Before I get into how things map to Modular’s stack, because you mention working with Keras I thought I’d recommend François Chollet’s “Deep Learning with Python”, which has a neat-looking third edition upcoming. That and Jeremy Howard and Sylvain Gugger’s “Deep Learning for Coders with fastai and PyTorch” are the two references I tend to provide to people getting back into modern ML. Earlier versions of those books were written before the onset of the generative AI revolution, so I’d also point to Sebastian Raschka’s “Build a Large Language Model (From Scratch)” if you’re interested in model LLM design.
Modular is building a vertically integrated stack of technologies for making AI workloads more performant and easier to deploy (and doing much more with accelerators beyond that). As such, there are multiple points at which you can hook into our stack for doing machine learning work.
At the very top level, we’ve made it really easy to serve LLMs in production on NVIDIA GPUs (AMD coming soon!) that pulls together everything Modular has been working on. Using a batteries-included Docker image or our Magic package and environment manager, you can deploy many common LLM architectures with MAX simply by pointing at weights for a model on Hugging Face. There’s an incredible amount of technology underpinning these.

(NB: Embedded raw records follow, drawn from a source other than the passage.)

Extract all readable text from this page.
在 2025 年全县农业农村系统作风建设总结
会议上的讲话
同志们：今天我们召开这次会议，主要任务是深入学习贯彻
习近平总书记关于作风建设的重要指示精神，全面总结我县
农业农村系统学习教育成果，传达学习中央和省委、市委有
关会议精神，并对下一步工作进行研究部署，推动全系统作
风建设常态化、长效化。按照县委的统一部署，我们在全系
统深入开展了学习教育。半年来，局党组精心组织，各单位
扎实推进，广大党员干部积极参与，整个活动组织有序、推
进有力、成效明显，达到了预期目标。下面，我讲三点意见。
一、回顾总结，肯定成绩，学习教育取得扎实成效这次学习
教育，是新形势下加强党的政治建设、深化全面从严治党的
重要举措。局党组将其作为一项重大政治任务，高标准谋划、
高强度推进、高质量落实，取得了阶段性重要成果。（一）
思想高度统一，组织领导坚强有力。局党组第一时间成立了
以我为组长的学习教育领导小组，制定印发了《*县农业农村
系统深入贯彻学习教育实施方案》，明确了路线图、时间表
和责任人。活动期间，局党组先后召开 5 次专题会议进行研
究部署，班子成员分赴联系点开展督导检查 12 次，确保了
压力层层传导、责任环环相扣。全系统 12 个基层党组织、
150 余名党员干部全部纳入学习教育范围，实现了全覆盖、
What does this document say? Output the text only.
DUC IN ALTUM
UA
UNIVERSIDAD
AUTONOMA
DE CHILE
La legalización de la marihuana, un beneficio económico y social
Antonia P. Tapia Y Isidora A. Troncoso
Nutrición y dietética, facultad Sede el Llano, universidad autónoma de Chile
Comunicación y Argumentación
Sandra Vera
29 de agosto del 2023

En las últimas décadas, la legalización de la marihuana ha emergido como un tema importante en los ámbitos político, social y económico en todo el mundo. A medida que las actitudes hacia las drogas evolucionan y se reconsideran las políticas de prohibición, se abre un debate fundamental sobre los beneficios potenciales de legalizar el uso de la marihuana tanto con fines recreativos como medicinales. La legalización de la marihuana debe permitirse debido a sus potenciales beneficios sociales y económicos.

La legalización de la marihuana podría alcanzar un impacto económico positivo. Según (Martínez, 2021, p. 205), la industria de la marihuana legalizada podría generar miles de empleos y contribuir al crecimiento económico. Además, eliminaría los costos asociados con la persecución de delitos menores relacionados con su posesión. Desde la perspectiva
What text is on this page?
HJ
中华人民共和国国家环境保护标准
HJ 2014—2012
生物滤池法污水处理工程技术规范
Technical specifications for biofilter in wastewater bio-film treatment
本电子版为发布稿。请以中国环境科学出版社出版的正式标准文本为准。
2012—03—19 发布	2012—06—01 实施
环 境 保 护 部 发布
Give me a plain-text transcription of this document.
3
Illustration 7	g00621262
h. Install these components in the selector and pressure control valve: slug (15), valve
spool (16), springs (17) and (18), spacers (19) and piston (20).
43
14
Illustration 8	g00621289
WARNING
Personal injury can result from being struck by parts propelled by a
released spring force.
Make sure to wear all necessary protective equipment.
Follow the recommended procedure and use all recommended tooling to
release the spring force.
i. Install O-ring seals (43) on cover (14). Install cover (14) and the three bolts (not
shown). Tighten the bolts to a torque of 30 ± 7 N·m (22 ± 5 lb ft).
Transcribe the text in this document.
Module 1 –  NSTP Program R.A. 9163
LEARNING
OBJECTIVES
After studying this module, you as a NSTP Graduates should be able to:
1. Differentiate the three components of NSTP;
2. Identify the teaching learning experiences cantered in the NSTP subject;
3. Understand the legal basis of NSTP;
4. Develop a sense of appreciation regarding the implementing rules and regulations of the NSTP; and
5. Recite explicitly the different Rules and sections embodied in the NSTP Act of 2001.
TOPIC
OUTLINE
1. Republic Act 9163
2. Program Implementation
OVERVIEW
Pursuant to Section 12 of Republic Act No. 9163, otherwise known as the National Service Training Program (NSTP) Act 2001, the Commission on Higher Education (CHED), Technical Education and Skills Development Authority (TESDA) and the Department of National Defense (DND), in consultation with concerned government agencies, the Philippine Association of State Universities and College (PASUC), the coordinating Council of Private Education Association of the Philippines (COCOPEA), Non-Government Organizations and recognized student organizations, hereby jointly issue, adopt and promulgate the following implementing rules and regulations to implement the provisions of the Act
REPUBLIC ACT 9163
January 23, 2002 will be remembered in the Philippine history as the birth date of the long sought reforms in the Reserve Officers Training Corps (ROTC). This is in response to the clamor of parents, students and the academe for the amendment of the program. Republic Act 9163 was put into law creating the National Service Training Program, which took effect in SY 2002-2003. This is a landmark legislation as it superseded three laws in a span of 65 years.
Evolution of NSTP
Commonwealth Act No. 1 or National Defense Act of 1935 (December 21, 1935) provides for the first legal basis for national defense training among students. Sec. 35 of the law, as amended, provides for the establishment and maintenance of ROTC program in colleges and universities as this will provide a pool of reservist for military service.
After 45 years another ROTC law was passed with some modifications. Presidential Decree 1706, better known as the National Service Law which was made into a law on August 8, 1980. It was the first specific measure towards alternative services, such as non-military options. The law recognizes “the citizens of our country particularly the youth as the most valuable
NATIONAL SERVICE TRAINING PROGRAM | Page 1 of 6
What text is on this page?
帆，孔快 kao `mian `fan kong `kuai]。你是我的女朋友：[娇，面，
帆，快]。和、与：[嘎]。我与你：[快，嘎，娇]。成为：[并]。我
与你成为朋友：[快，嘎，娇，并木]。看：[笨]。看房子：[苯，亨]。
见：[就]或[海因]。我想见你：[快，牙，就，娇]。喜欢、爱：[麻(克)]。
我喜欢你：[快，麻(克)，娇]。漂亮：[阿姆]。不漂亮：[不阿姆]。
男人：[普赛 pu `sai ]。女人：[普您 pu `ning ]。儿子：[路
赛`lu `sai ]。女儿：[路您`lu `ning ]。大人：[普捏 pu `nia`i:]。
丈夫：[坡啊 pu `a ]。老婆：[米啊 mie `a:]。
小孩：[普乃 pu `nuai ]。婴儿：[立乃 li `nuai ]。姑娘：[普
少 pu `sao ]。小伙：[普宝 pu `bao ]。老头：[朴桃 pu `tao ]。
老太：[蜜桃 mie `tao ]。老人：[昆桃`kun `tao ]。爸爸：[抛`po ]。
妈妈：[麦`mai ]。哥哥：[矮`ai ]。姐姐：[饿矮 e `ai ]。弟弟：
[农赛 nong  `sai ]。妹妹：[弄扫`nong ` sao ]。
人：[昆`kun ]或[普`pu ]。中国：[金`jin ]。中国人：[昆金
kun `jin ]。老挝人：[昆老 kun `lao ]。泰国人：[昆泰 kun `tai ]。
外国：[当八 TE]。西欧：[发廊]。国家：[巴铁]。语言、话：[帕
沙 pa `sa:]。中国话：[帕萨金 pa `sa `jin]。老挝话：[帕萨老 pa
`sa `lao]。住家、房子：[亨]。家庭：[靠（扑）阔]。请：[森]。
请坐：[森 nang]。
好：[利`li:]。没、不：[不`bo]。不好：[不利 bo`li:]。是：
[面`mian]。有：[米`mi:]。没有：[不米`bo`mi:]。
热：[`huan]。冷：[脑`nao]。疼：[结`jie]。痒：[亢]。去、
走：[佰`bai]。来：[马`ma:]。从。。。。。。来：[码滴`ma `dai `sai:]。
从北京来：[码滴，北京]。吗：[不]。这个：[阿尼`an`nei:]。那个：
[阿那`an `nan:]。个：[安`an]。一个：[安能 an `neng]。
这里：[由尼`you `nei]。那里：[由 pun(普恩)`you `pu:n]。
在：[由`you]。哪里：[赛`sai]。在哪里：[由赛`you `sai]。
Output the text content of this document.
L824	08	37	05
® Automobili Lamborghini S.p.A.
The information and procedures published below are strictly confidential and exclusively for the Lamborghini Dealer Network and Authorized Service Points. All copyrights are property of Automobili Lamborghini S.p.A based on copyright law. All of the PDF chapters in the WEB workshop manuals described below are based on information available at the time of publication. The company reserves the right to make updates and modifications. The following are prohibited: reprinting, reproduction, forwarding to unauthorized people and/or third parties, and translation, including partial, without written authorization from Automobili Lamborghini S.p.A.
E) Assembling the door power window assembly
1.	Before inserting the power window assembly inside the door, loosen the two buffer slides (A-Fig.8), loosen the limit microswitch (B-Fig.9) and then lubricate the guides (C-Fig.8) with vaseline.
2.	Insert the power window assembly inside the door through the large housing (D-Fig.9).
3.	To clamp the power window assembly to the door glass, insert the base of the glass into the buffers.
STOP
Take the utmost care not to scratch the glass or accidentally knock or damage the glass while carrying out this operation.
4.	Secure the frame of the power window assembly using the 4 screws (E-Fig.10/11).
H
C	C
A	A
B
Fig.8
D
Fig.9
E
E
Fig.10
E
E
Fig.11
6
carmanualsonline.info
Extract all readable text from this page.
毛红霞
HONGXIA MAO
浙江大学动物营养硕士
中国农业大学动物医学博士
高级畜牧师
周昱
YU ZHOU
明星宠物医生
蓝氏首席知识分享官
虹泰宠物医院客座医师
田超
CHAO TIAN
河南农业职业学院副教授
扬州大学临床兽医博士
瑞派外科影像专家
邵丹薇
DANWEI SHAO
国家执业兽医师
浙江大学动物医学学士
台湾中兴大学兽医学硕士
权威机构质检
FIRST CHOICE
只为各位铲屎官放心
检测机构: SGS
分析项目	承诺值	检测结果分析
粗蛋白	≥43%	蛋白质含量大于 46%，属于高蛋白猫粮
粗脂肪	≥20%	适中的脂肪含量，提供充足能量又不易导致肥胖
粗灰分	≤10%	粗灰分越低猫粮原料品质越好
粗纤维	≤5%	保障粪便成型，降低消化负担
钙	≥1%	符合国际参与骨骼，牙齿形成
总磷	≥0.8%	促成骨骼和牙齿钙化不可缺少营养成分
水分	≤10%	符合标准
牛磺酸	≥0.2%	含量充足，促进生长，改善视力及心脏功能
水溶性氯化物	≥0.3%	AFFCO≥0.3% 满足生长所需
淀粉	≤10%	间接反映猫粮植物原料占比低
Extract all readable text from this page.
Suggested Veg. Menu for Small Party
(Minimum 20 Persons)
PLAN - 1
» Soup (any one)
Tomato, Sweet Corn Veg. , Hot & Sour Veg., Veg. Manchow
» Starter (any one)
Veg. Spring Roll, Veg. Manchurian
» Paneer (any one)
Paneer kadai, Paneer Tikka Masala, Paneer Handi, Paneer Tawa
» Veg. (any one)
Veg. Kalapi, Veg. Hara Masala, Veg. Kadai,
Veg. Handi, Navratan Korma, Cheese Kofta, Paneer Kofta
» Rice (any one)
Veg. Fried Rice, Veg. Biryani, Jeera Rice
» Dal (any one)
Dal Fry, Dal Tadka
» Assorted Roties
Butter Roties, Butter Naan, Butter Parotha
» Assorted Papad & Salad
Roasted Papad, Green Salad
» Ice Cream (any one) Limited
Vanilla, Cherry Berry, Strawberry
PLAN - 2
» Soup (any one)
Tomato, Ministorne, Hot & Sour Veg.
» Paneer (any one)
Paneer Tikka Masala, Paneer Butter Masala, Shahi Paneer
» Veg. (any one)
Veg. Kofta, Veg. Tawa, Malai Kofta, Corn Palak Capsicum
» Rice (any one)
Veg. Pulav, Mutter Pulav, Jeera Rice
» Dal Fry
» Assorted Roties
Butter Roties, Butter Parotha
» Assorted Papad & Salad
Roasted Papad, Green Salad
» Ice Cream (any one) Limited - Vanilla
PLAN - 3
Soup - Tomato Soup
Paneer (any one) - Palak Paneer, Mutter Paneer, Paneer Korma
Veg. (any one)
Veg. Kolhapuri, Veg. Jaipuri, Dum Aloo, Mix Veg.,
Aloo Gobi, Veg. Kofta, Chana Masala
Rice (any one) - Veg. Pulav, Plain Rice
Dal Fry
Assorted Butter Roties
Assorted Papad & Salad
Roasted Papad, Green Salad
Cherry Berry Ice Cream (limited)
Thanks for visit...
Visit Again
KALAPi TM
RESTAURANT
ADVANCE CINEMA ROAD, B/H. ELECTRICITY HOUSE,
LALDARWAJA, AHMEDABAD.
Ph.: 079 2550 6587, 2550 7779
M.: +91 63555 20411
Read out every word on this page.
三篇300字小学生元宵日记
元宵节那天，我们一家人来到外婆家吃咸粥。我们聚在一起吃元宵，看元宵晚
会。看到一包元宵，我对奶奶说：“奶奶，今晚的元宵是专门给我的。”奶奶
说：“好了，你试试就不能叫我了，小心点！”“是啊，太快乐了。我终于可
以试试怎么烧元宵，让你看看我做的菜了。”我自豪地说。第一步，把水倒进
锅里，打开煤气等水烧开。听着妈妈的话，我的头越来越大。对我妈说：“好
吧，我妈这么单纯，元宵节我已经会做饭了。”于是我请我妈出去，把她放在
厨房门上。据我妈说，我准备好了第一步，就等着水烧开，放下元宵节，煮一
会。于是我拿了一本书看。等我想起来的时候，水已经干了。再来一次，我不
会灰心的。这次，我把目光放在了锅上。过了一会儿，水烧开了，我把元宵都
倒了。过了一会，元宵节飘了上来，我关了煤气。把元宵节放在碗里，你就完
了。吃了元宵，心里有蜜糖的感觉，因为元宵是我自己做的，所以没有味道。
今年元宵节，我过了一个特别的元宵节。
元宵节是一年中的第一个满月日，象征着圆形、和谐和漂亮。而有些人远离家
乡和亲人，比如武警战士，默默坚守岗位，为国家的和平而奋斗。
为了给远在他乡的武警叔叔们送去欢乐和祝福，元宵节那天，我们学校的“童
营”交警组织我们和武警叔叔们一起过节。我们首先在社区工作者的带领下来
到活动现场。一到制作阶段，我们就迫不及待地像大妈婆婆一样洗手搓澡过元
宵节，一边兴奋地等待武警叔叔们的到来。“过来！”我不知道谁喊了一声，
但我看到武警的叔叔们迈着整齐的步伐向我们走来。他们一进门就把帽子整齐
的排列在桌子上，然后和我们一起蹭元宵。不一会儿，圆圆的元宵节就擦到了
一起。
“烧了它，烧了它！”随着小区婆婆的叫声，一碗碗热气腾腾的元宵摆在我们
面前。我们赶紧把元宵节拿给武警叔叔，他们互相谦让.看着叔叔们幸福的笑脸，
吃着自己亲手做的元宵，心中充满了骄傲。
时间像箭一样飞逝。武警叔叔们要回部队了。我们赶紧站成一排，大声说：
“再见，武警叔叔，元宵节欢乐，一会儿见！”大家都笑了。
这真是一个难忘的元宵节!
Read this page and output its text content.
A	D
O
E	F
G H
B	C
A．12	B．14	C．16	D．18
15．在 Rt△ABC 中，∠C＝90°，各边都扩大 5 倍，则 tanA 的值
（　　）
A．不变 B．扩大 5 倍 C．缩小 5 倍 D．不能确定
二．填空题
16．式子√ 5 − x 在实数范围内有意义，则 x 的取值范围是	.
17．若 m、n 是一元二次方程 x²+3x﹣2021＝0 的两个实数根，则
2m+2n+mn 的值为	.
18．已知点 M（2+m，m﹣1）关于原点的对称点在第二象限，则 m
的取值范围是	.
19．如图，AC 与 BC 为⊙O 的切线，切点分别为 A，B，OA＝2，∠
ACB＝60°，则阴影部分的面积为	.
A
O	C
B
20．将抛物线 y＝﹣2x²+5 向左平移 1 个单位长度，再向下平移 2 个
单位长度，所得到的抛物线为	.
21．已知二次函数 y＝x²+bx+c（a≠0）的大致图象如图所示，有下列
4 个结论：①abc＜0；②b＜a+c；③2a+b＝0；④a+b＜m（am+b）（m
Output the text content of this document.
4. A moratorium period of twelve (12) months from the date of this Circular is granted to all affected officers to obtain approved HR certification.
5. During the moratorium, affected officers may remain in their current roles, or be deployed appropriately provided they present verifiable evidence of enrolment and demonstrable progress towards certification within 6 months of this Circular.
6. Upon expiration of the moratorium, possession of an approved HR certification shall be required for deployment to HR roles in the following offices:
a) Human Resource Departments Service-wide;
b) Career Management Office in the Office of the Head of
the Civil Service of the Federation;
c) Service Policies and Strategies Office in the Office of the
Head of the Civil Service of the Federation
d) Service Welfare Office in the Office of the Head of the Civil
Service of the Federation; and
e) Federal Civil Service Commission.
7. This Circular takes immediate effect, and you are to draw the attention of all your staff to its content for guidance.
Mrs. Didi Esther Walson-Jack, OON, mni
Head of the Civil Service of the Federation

Give them a try, it’s really cool to use a high-performance Llama 3.1 chat interface running on GPU via MAX.
The model architectures themselves are built using our relatively new Python API, so if you’ve already started building familiarity with Python it’s not too much of a leap to start looking into MAX at that level. The ML world today lives in Python, and we want to make it easy to progressively start introducing MAX into these existing massive Python codebases.
The MAX Engine contains within it a powerful optimizing graph compiler, and our APIs start at a much more atomic level than existing frameworks like PyTorch. We’ve started building those higher levels on top of these graph computation elements, but much will continue to grow at these upper levels of abstraction. Chris above links to community projects like Endia and Basalt where higher-level ML APIs are being experimented with on these computational graph components.
Our initial focus has been on accelerating inference workloads, rather than training, because the former dominates compute loads in production. However, as can be seen in the above-linked frameworks, there’s nothing preventing the use of our low-level primitives to do graph transformations for setting up the backward pass. We just want to make sure we fully meet the needs of accelerated ML inference before expanding into training.
And then at the heart of MAX is Mojo, which we want to be the best way to program GPUs (and more!). With the 24.6 release, we’ve only just started to show how we use Mojo to write the high-performance operations at the core of our computational graphs inside ML models. Beyond that, you’ve most likely seen the amazing things that the broader Mojo community has built with Mojo as a fast, Python-family host language. It is a very powerful language for high-performance computing. I’ve talked a lot about our newer Python APIs for building graphs for ML models, because I wanted to make sure that you knew that you didn’t need to learn Mojo to use MAX for accelerating your ML models.
That’s a lot, but I wanted to show that depending on what you want to accomplish, there are many entry points for you in Modular’s stack as you progress on your deep learning journey. I’d be glad to provide additional detail on any of these areas, as well as places to start for tutorials, etc.